Lo que casi nadie sabe —a excepción del innominado grupo de investigación de élite que se encarga de dar caza a los asesinos más peligrosos del mundo, un conjunto de hombres y mujeres que no se menciona en ningún registro oficial —es que el proceso para definir una nueva categoría de asesinos está en marcha. Sólo un hombre pertenece a este nivel.

Sus objetivos:

Cualquiera.

Sus métodos:

Ilimitados.

Su alias:

Sqweegel.

Su clasificación:

Nivel 26

Anthony E. Zuiker & Duane Swierczynski

Nivel 26

ePUB v1.1

NitoStrad
01.09.10

Título original:
Level 26: dark origins

Autor: Anthony E. Zuiker & Duane Swierczynski

Traducción: Aleix Montoto

Fecha primera publicaciçon: septiembre de 2010

Editor original: NitoStrad (v1.0 - v1.1)

Corrector erratas: Slevin (v1.1)

ePub base v2.0

A Susan Kennedy, mi nueva cómplice

PRÓLOGO

El don

Roma, Italia

El monstruo estaba escondido en algún lugar de la iglesia.
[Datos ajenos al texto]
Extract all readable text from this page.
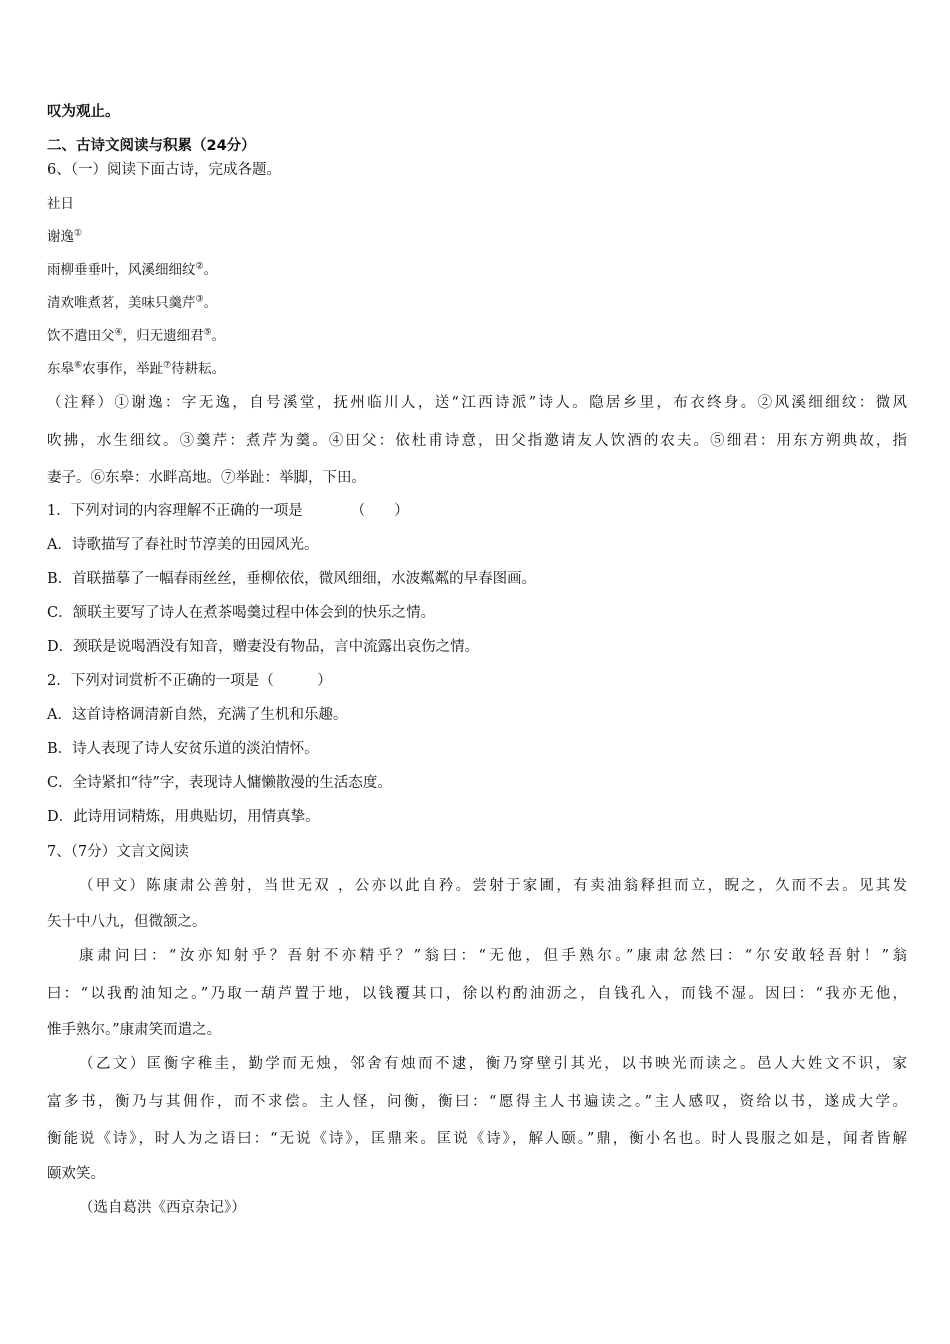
叹为观止。
二、古诗文阅读与积累（24分）
6、（一）阅读下面古诗，完成各题。
社日
谢逸①
雨柳垂垂叶，风溪细细纹②。
清欢唯煮茗，美味只羹芹③。
饮不遣田父④，归无遗细君⑤。
东皋⑥农事作，举趾⑦待耕耘。
（注释）①谢逸：字无逸，自号溪堂，抚州临川人，送“江西诗派”诗人。隐居乡里，布衣终身。②风溪细细纹：微风
吹拂，水生细纹。③羹芹：煮芹为羹。④田父：依杜甫诗意，田父指邀请友人饮酒的农夫。⑤细君：用东方朔典故，指
妻子。⑥东皋：水畔高地。⑦举趾：举脚，下田。
1．下列对词的内容理解不正确的一项是	（　　）
A．诗歌描写了春社时节淳美的田园风光。
B．首联描摹了一幅春雨丝丝，垂柳依依，微风细细，水波粼粼的早春图画。
C．颔联主要写了诗人在煮茶喝羹过程中体会到的快乐之情。
D．颈联是说喝酒没有知音，赠妻没有物品，言中流露出哀伤之情。
2．下列对词赏析不正确的一项是（　　　）
A．这首诗格调清新自然，充满了生机和乐趣。
B．诗人表现了诗人安贫乐道的淡泊情怀。
C．全诗紧扣“待”字，表现诗人慵懒散漫的生活态度。
D．此诗用词精炼，用典贴切，用情真挚。
7、（7分）文言文阅读
（甲文）陈康肃公善射，当世无双 ，公亦以此自矜。尝射于家圃，有卖油翁释担而立，睨之，久而不去。见其发
矢十中八九，但微颔之。
康肃问曰：“汝亦知射乎？吾射不亦精乎？”翁曰：“无他，但手熟尔。”康肃忿然曰：“尔安敢轻吾射！”翁
曰：“以我酌油知之。”乃取一葫芦置于地，以钱覆其口，徐以杓酌油沥之，自钱孔入，而钱不湿。因曰：“我亦无他，
惟手熟尔。”康肃笑而遣之。
（乙文）匡衡字稚圭，勤学而无烛，邻舍有烛而不逮，衡乃穿壁引其光，以书映光而读之。邑人大姓文不识，家
富多书，衡乃与其佣作，而不求偿。主人怪，问衡，衡曰：“愿得主人书遍读之。”主人感叹，资给以书，遂成大学。
衡能说《诗》，时人为之语曰：“无说《诗》，匡鼎来。匡说《诗》，解人颐。”鼎，衡小名也。时人畏服之如是，闻者皆解
颐欢笑。
（选自葛洪《西京杂记》）
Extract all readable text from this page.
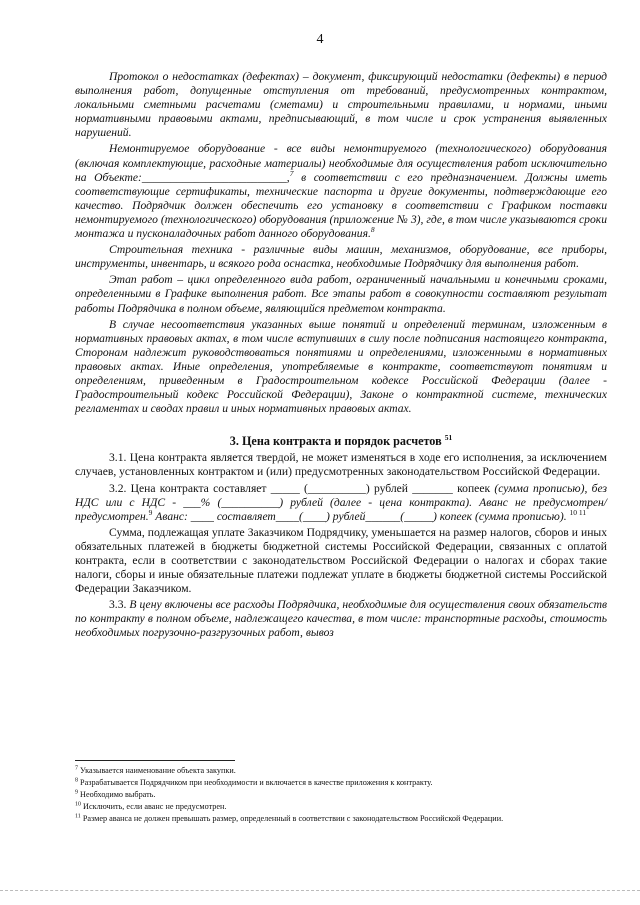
4

Протокол о недостатках (дефектах) – документ, фиксирующий недостатки (дефекты) в период выполнения работ, допущенные отступления от требований, предусмотренных контрактом, локальными сметными расчетами (сметами) и строительными правилами, и нормами, иными нормативными правовыми актами, предписывающий, в том числе и срок устранения выявленных нарушений.

Немонтируемое оборудование - все виды немонтируемого (технологического) оборудования (включая комплектующие, расходные материалы) необходимые для осуществления работ исключительно на Объекте:_________________________,$^7$ в соответствии с его предназначением. Должны иметь соответствующие сертификаты, технические паспорта и другие документы, подтверждающие его качество. Подрядчик должен обеспечить его установку в соответствии с Графиком поставки немонтируемого (технологического) оборудования (приложение № 3), где, в том числе указываются сроки монтажа и пусконаладочных работ данного оборудования.$^8$

Строительная техника - различные виды машин, механизмов, оборудование, все приборы, инструменты, инвентарь, и всякого рода оснастка, необходимые Подрядчику для выполнения работ.

Этап работ – цикл определенного вида работ, ограниченный начальными и конечными сроками, определенными в Графике выполнения работ. Все этапы работ в совокупности составляют результат работы Подрядчика в полном объеме, являющийся предметом контракта.

В случае несоответствия указанных выше понятий и определений терминам, изложенным в нормативных правовых актах, в том числе вступивших в силу после подписания настоящего контракта, Сторонам надлежит руководствоваться понятиями и определениями, изложенными в нормативных правовых актах. Иные определения, употребляемые в контракте, соответствуют понятиям и определениям, приведенным в Градостроительном кодексе Российской Федерации (далее - Градостроительный кодекс Российской Федерации), Законе о контрактной системе, технических регламентах и сводах правил и иных нормативных правовых актах.

3. Цена контракта и порядок расчетов $^{51}$

3.1. Цена контракта является твердой, не может изменяться в ходе его исполнения, за исключением случаев, установленных контрактом и (или) предусмотренных законодательством Российской Федерации.

3.2. Цена контракта составляет _____ (__________) рублей _______ копеек (сумма прописью), без НДС или с НДС - ___% (__________) рублей (далее - цена контракта). Аванс не предусмотрен/предусмотрен.$^9$ Аванс: ____ составляет____(____) рублей______(_____) копеек (сумма прописью). $^{10 11}$

Сумма, подлежащая уплате Заказчиком Подрядчику, уменьшается на размер налогов, сборов и иных обязательных платежей в бюджеты бюджетной системы Российской Федерации, связанных с оплатой контракта, если в соответствии с законодательством Российской Федерации о налогах и сборах такие налоги, сборы и иные обязательные платежи подлежат уплате в бюджеты бюджетной системы Российской Федерации Заказчиком.

3.3. В цену включены все расходы Подрядчика, необходимые для осуществления своих обязательств по контракту в полном объеме, надлежащего качества, в том числе: транспортные расходы, стоимость необходимых погрузочно-разгрузочных работ, вывоз

$^7$ Указывается наименование объекта закупки.
$^8$ Разрабатывается Подрядчиком при необходимости и включается в качестве приложения к контракту.
$^9$ Необходимо выбрать.
$^{10}$ Исключить, если аванс не предусмотрен.
$^{11}$ Размер аванса не должен превышать размер, определенный в соответствии с законодательством Российской Федерации.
El agente supo que por fin era suyo.

Se quitó las botas tan silenciosamente como pudo y las dejó bajo la mesa de madera del vestíbulo. Las suelas eran de goma, pero podrían hacer ruido sobre el suelo de mármol. De momento, el monstruo no sabía que lo seguían; o al menos eso creía el agente.

Llevaba tres años persiguiendo a un monstruo del que no había fotografías ni ninguna otra prueba física. Intentar cazarlo era como tratar de atrapar volutas de humo con la mano: cada tentativa conseguía que se desvaneciera y que se materializara en cualquier otro lugar.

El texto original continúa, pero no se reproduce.